VIDEO: Unique way in which Boks decided their pecking order
WATCH as new Springbok coach Jacques Nienaber continues to explain what made the team so special in Japan last year.
Professor Jon Patricios, the former team doctor of Boks and the founder/Director of Sports Concussion South Africa, speaks to Nienaber about more of the aspects that set the Boks apart at the World Cup.
In this feature, Nienaber explains how they decide the pecking order in the team and what the role of the leaders played in helping captain Siyamthanda Kolisi.
He said the Boks were blessed with a lot of good leaders in the team.
“We had several guys who captained the Springboks,” Nienaber said in a webinar hosted by Wits University.
“[There were] Pieter-Steph du Toit, Siya [Kolisi], Duane Vermeulen, Schalk Brits and Eben Etzebeth,” the Bok coach said, adding: “At one stage when we had discussions around simple things, which could have created big problems, we had all the players that captained the Boks sitting there – seven of them.
“Everybody had input.

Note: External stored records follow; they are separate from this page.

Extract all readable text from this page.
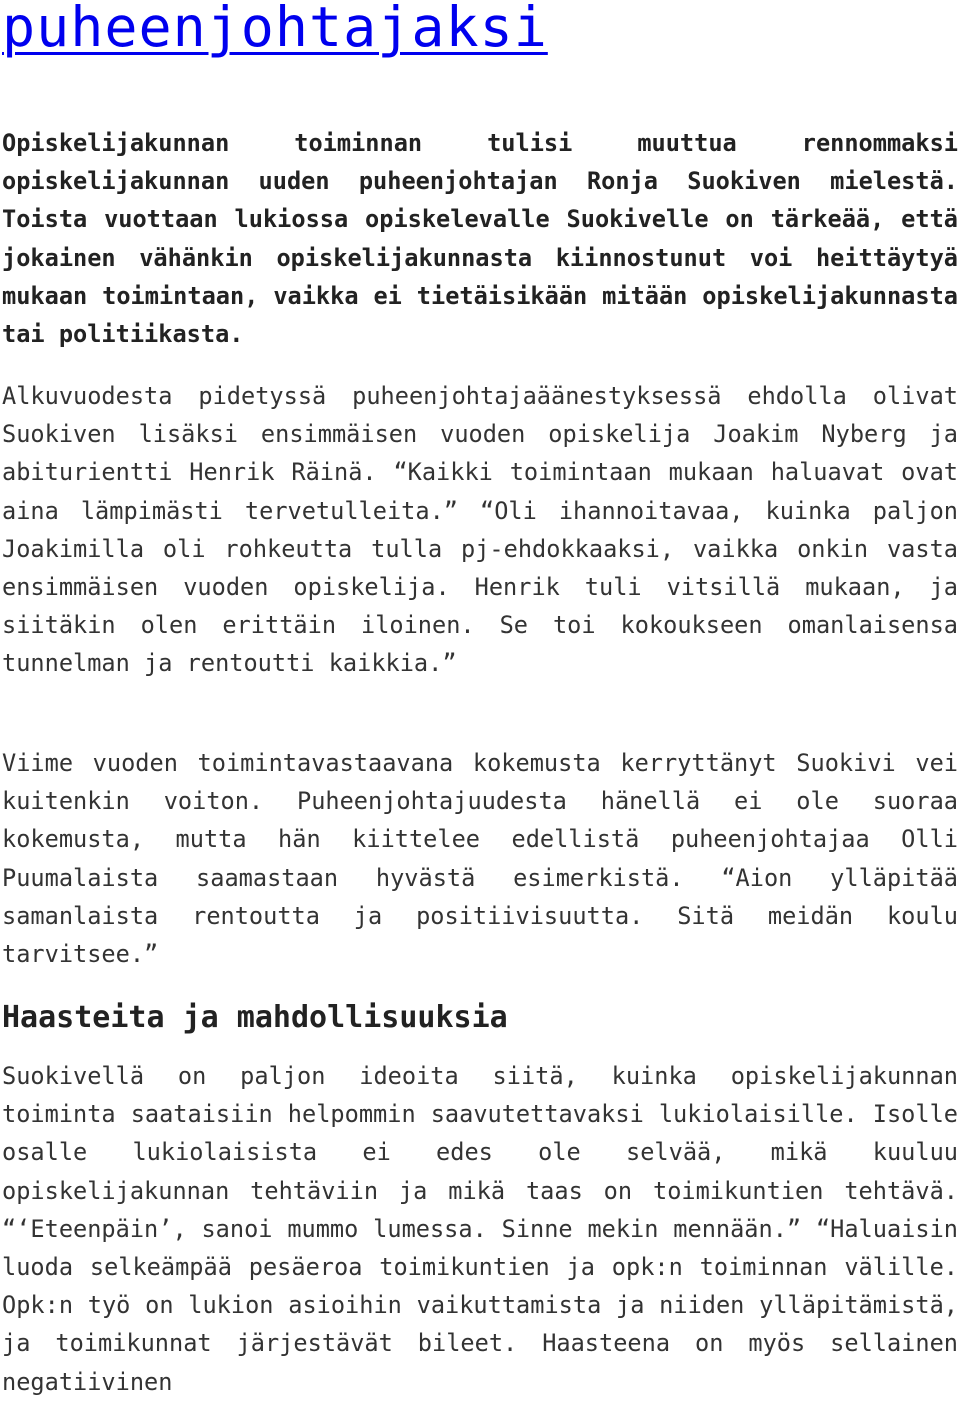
puheenjohtajaksi

Opiskelijakunnan toiminnan tulisi muuttua rennommaksi opiskelijakunnan uuden puheenjohtajan Ronja Suokiven mielestä. Toista vuottaan lukiossa opiskelevalle Suokivelle on tärkeää, että jokainen vähänkin opiskelijakunnasta kiinnostunut voi heittäytyä mukaan toimintaan, vaikka ei tietäisikään mitään opiskelijakunnasta tai politiikasta.

Alkuvuodesta pidetyssä puheenjohtajaäänestyksessä ehdolla olivat Suokiven lisäksi ensimmäisen vuoden opiskelija Joakim Nyberg ja abiturientti Henrik Räinä. “Kaikki toimintaan mukaan haluavat ovat aina lämpimästi tervetulleita.” “Oli ihannoitavaa, kuinka paljon Joakimilla oli rohkeutta tulla pj-ehdokkaaksi, vaikka onkin vasta ensimmäisen vuoden opiskelija. Henrik tuli vitsillä mukaan, ja siitäkin olen erittäin iloinen. Se toi kokoukseen omanlaisensa tunnelman ja rentoutti kaikkia.”

Viime vuoden toimintavastaavana kokemusta kerryttänyt Suokivi vei kuitenkin voiton. Puheenjohtajuudesta hänellä ei ole suoraa kokemusta, mutta hän kiittelee edellistä puheenjohtajaa Olli Puumalaista saamastaan hyvästä esimerkistä. “Aion ylläpitää samanlaista rentoutta ja positiivisuutta. Sitä meidän koulu tarvitsee.”

Haasteita ja mahdollisuuksia

Suokivellä on paljon ideoita siitä, kuinka opiskelijakunnan toiminta saataisiin helpommin saavutettavaksi lukiolaisille. Isolle osalle lukiolaisista ei edes ole selvää, mikä kuuluu opiskelijakunnan tehtäviin ja mikä taas on toimikuntien tehtävä. “‘Eteenpäin’, sanoi mummo lumessa. Sinne mekin mennään.” “Haluaisin luoda selkeämpää pesäeroa toimikuntien ja opk:n toiminnan välille. Opk:n työ on lukion asioihin vaikuttamista ja niiden ylläpitämistä, ja toimikunnat järjestävät bileet. Haasteena on myös sellainen negatiivinen
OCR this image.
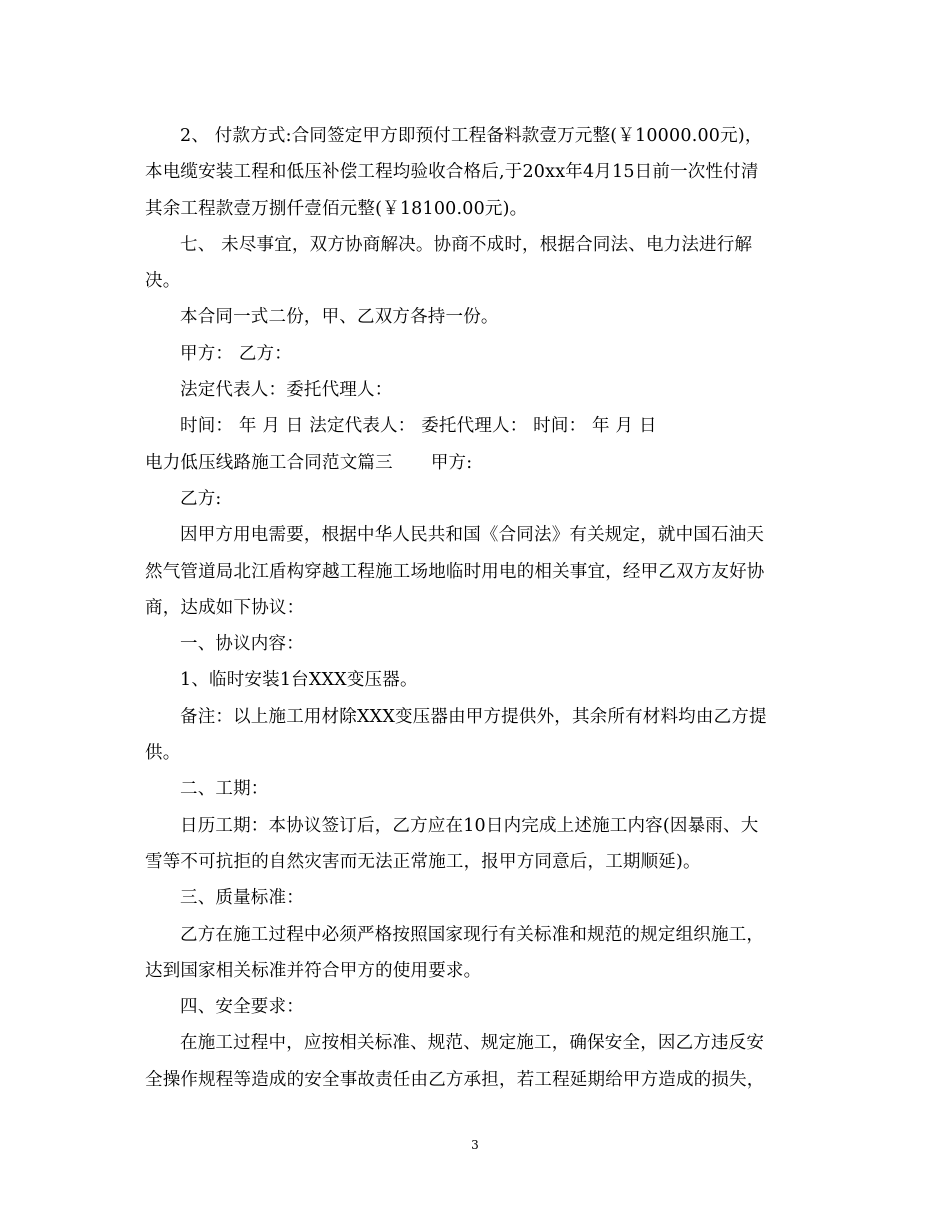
2、 付款方式:合同签定甲方即预付工程备料款壹万元整(￥10000.00元)，

本电缆安装工程和低压补偿工程均验收合格后,于20xx年4月15日前一次性付清

其余工程款壹万捌仟壹佰元整(￥18100.00元)。

七、 未尽事宜，双方协商解决。协商不成时，根据合同法、电力法进行解

决。

本合同一式二份，甲、乙双方各持一份。

甲方： 乙方：

法定代表人：委托代理人：

时间： 年 月 日 法定代表人： 委托代理人： 时间： 年 月 日

电力低压线路施工合同范文篇三 甲方:

乙方:

因甲方用电需要，根据中华人民共和国《合同法》有关规定，就中国石油天

然气管道局北江盾构穿越工程施工场地临时用电的相关事宜，经甲乙双方友好协

商，达成如下协议：

一、协议内容：

1、临时安装1台XXX变压器。

备注：以上施工用材除XXX变压器由甲方提供外，其余所有材料均由乙方提

供。

二、工期：

日历工期：本协议签订后，乙方应在10日内完成上述施工内容(因暴雨、大

雪等不可抗拒的自然灾害而无法正常施工，报甲方同意后，工期顺延)。

三、质量标准：

乙方在施工过程中必须严格按照国家现行有关标准和规范的规定组织施工，

达到国家相关标准并符合甲方的使用要求。

四、安全要求：

在施工过程中，应按相关标准、规范、规定施工，确保安全，因乙方违反安

全操作规程等造成的安全事故责任由乙方承担，若工程延期给甲方造成的损失，

3
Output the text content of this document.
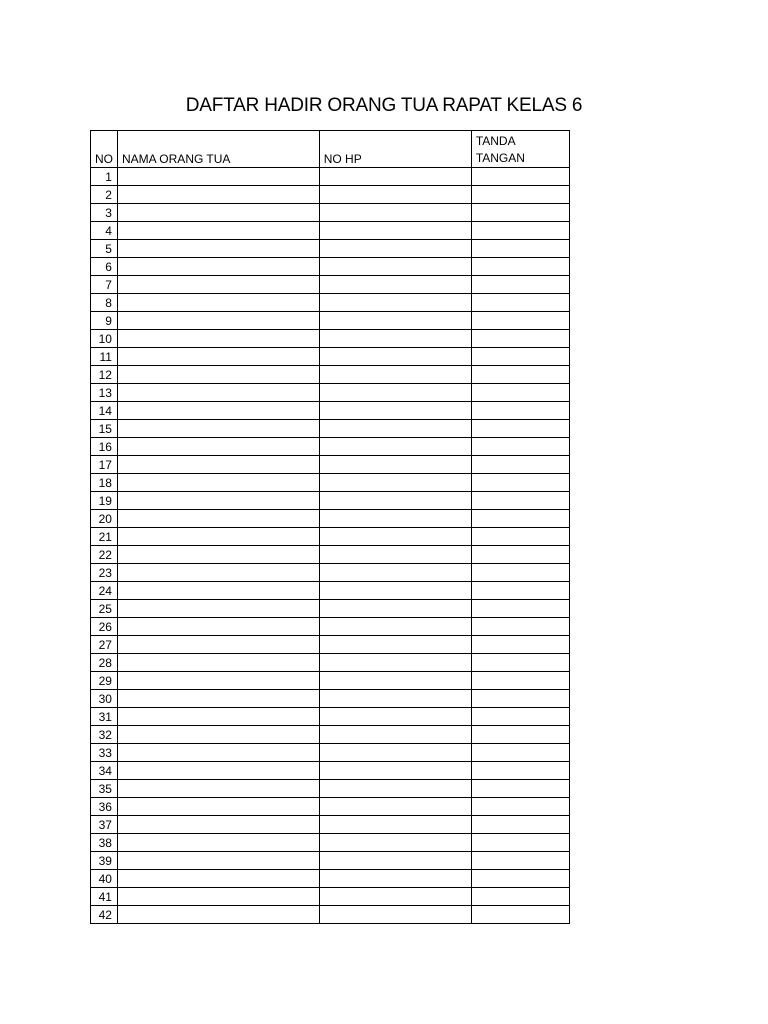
DAFTAR HADIR ORANG TUA RAPAT KELAS 6
NO	NAMA ORANG TUA	NO HP	TANDA
TANGAN
1			
2			
3			
4			
5			
6			
7			
8			
9			
10			
11			
12			
13			
14			
15			
16			
17			
18			
19			
20			
21			
22			
23			
24			
25			
26			
27			
28			
29			
30			
31			
32			
33			
34			
35			
36			
37			
38			
39			
40			
41			
42			
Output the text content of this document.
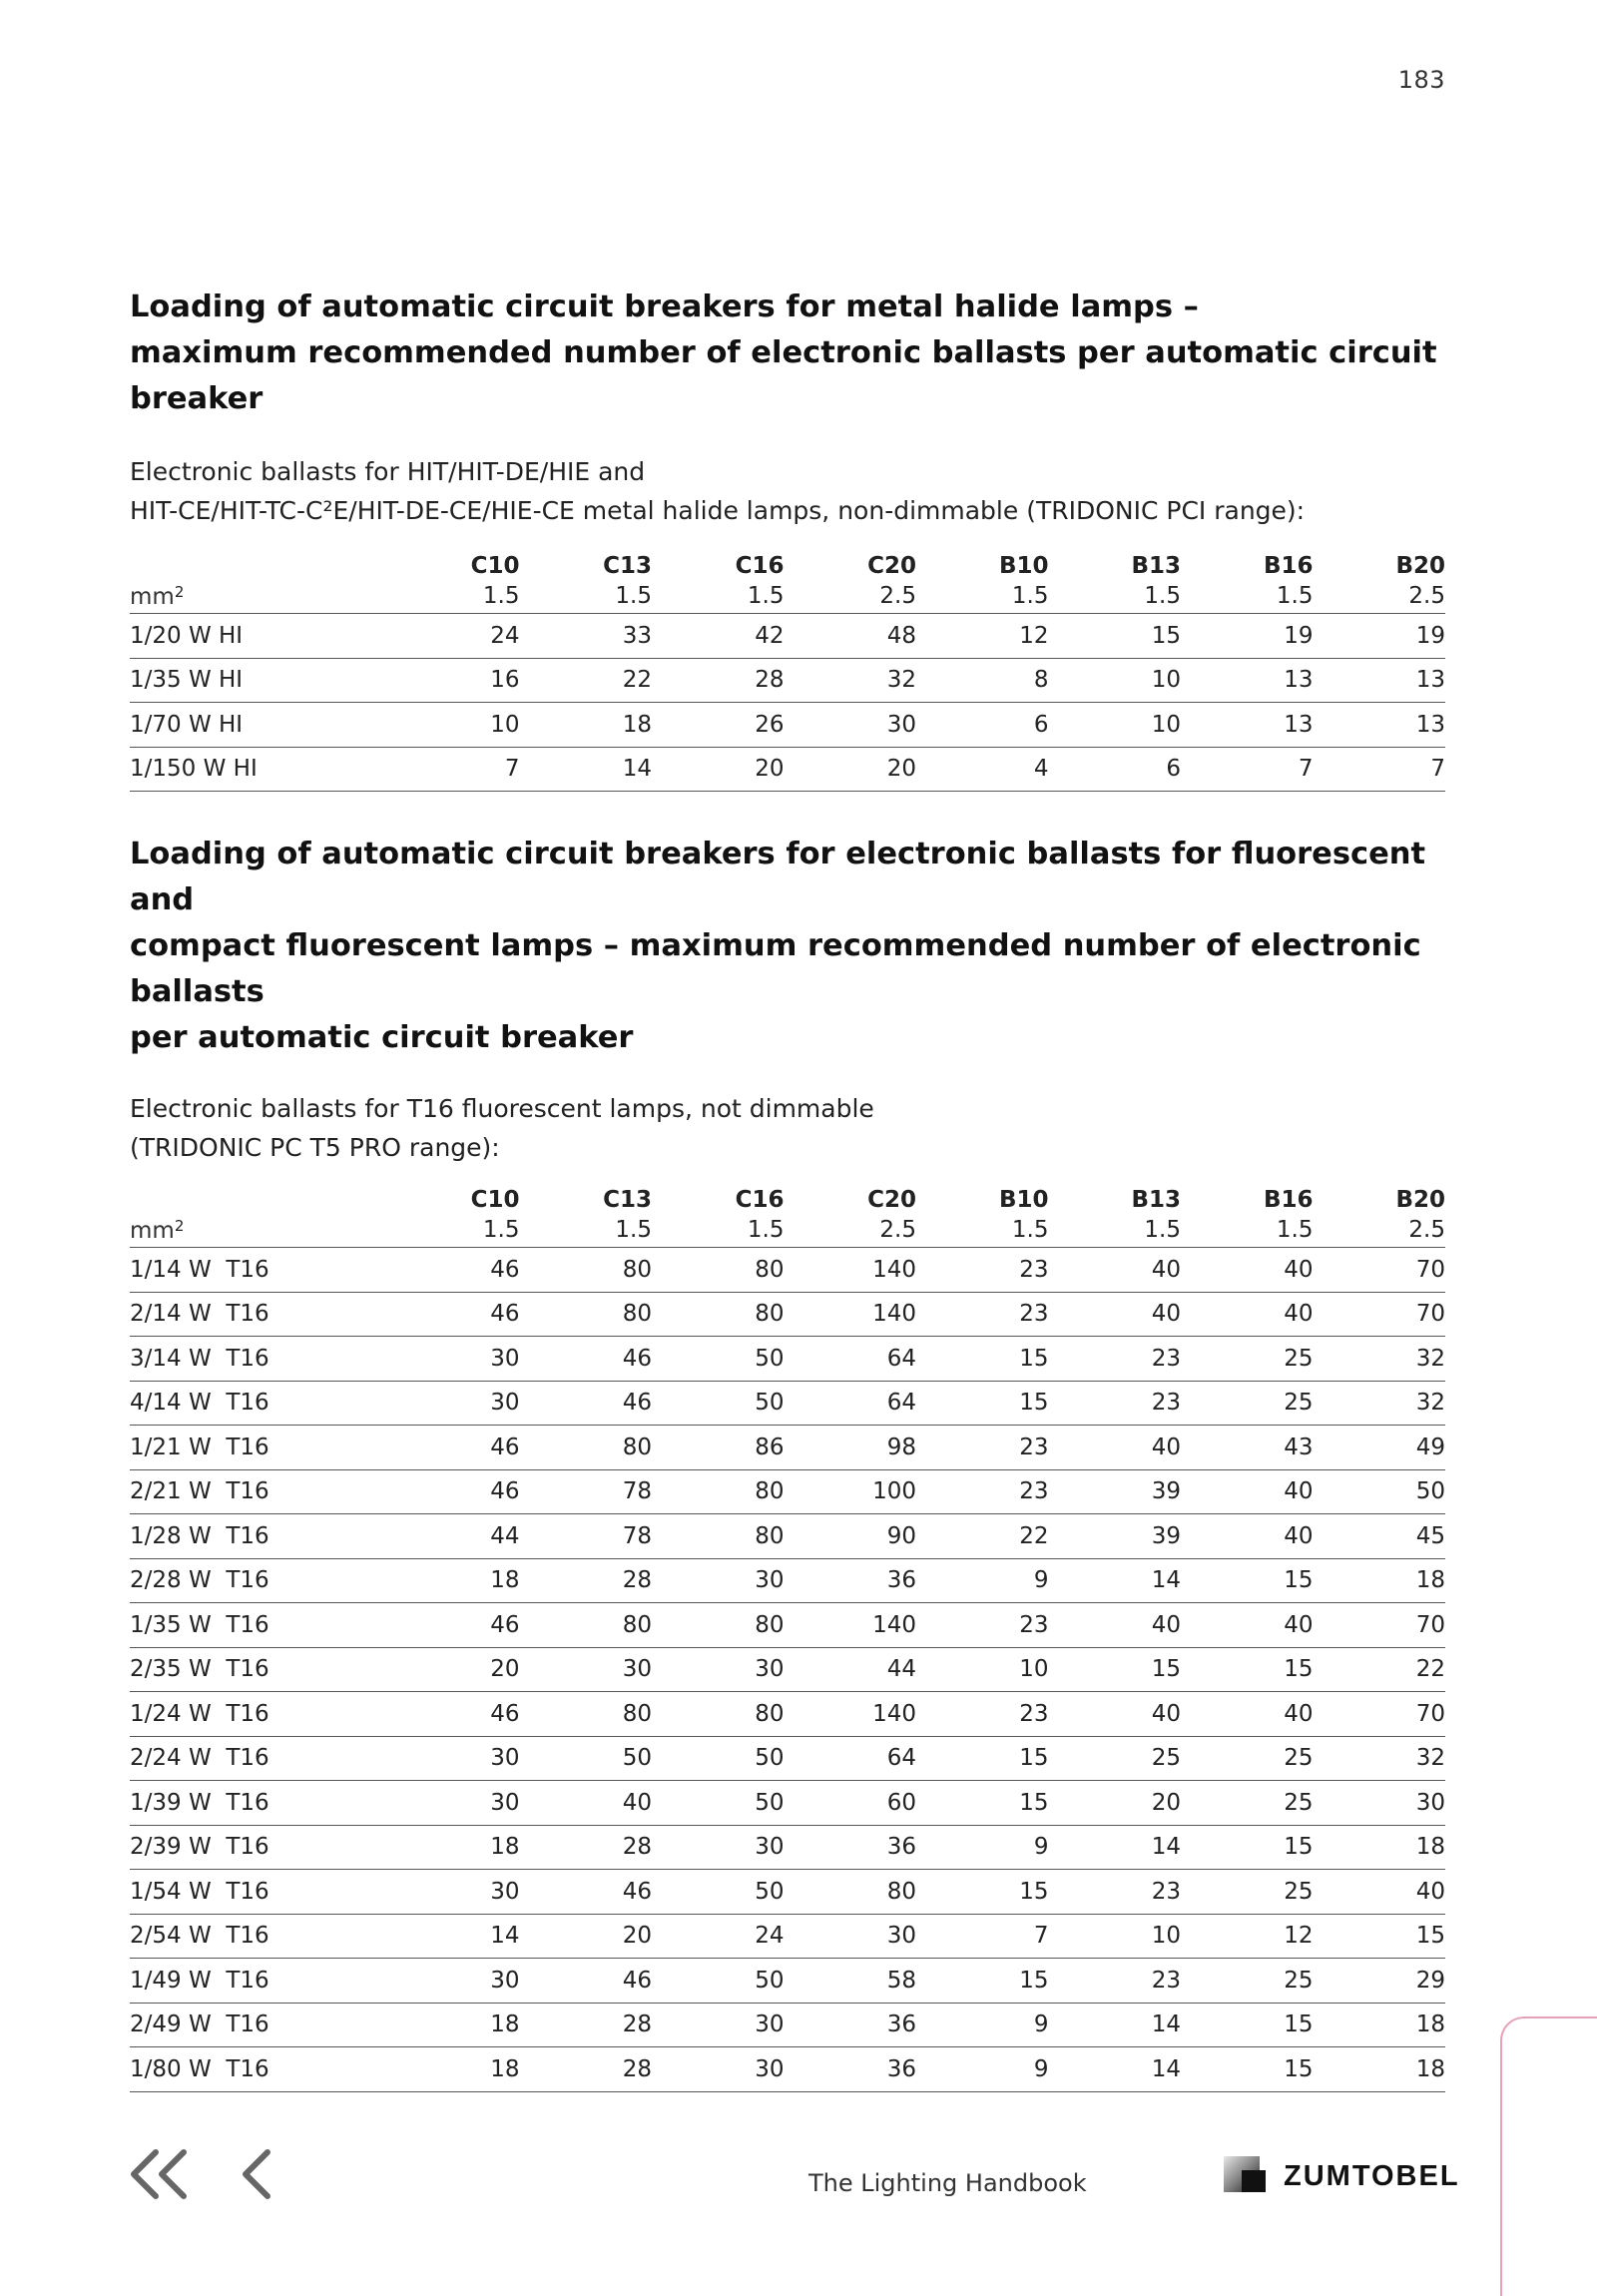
183
Loading of automatic circuit breakers for metal halide lamps –
maximum recommended number of electronic ballasts per automatic circuit breaker

Electronic ballasts for HIT/HIT-DE/HIE and
HIT-CE/HIT-TC-C²E/HIT-DE-CE/HIE-CE metal halide lamps, non-dimmable (TRIDONIC PCI range):

	C10	C13	C16	C20	B10	B13	B16	B20
$mm^2$	1.5	1.5	1.5	2.5	1.5	1.5	1.5	2.5
1/20 W HI	24	33	42	48	12	15	19	19
1/35 W HI	16	22	28	32	8	10	13	13
1/70 W HI	10	18	26	30	6	10	13	13
1/150 W HI	7	14	20	20	4	6	7	7
Loading of automatic circuit breakers for electronic ballasts for fluorescent and
compact fluorescent lamps – maximum recommended number of electronic ballasts
per automatic circuit breaker

Electronic ballasts for T16 fluorescent lamps, not dimmable
(TRIDONIC PC T5 PRO range):

	C10	C13	C16	C20	B10	B13	B16	B20
$mm^2$	1.5	1.5	1.5	2.5	1.5	1.5	1.5	2.5
1/14 W  T16	46	80	80	140	23	40	40	70
2/14 W  T16	46	80	80	140	23	40	40	70
3/14 W  T16	30	46	50	64	15	23	25	32
4/14 W  T16	30	46	50	64	15	23	25	32
1/21 W  T16	46	80	86	98	23	40	43	49
2/21 W  T16	46	78	80	100	23	39	40	50
1/28 W  T16	44	78	80	90	22	39	40	45
2/28 W  T16	18	28	30	36	9	14	15	18
1/35 W  T16	46	80	80	140	23	40	40	70
2/35 W  T16	20	30	30	44	10	15	15	22
1/24 W  T16	46	80	80	140	23	40	40	70
2/24 W  T16	30	50	50	64	15	25	25	32
1/39 W  T16	30	40	50	60	15	20	25	30
2/39 W  T16	18	28	30	36	9	14	15	18
1/54 W  T16	30	46	50	80	15	23	25	40
2/54 W  T16	14	20	24	30	7	10	12	15
1/49 W  T16	30	46	50	58	15	23	25	29
2/49 W  T16	18	28	30	36	9	14	15	18
1/80 W  T16	18	28	30	36	9	14	15	18
The Lighting Handbook	ZUMTOBEL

We had a very transparent environment.”
Nienaber explained that Rassie Erasmus – then Bok coach, now Director of Rugby – made it clear there were no ‘senior’ and ‘junior’ players in the team.
* Watch from about 23 minutes 32 seconds on the video to hear about the pecking order in the Bok team!
“He [Erasmus] explained it like this: ‘If Faf [de Klerk] is seen as a senior and Herschel Jantjies is seen as a junior, because they have a five-year age difference, what happens when Faf is 30 and Herschel is 25? who is the senior then? Is it Faf because he is five years older? If Herschel has a bigger influence on the team then, when will he ever overtake Faf [in the pecking order]?’
“The seniority in our team was about the input and output, it was about ownership,” Nienaber added.
“It was not about how old you are or how many Test matches you have played.
“Leadership was the same.
“Siya [Kolisi] was the captain, but there were other leaders.
“There were defensive leaders, physical leaders, leaders of the scrum – they all had their own roles to play.”
He said leadership in the Bok team was always a combined effort.
“I don’t want to take anything away from Siya or add to [embellish] others.
“It was a collective.
“What I thought Siya did well, he was never selfish. He was also open and transparent and always wanted input from other players.”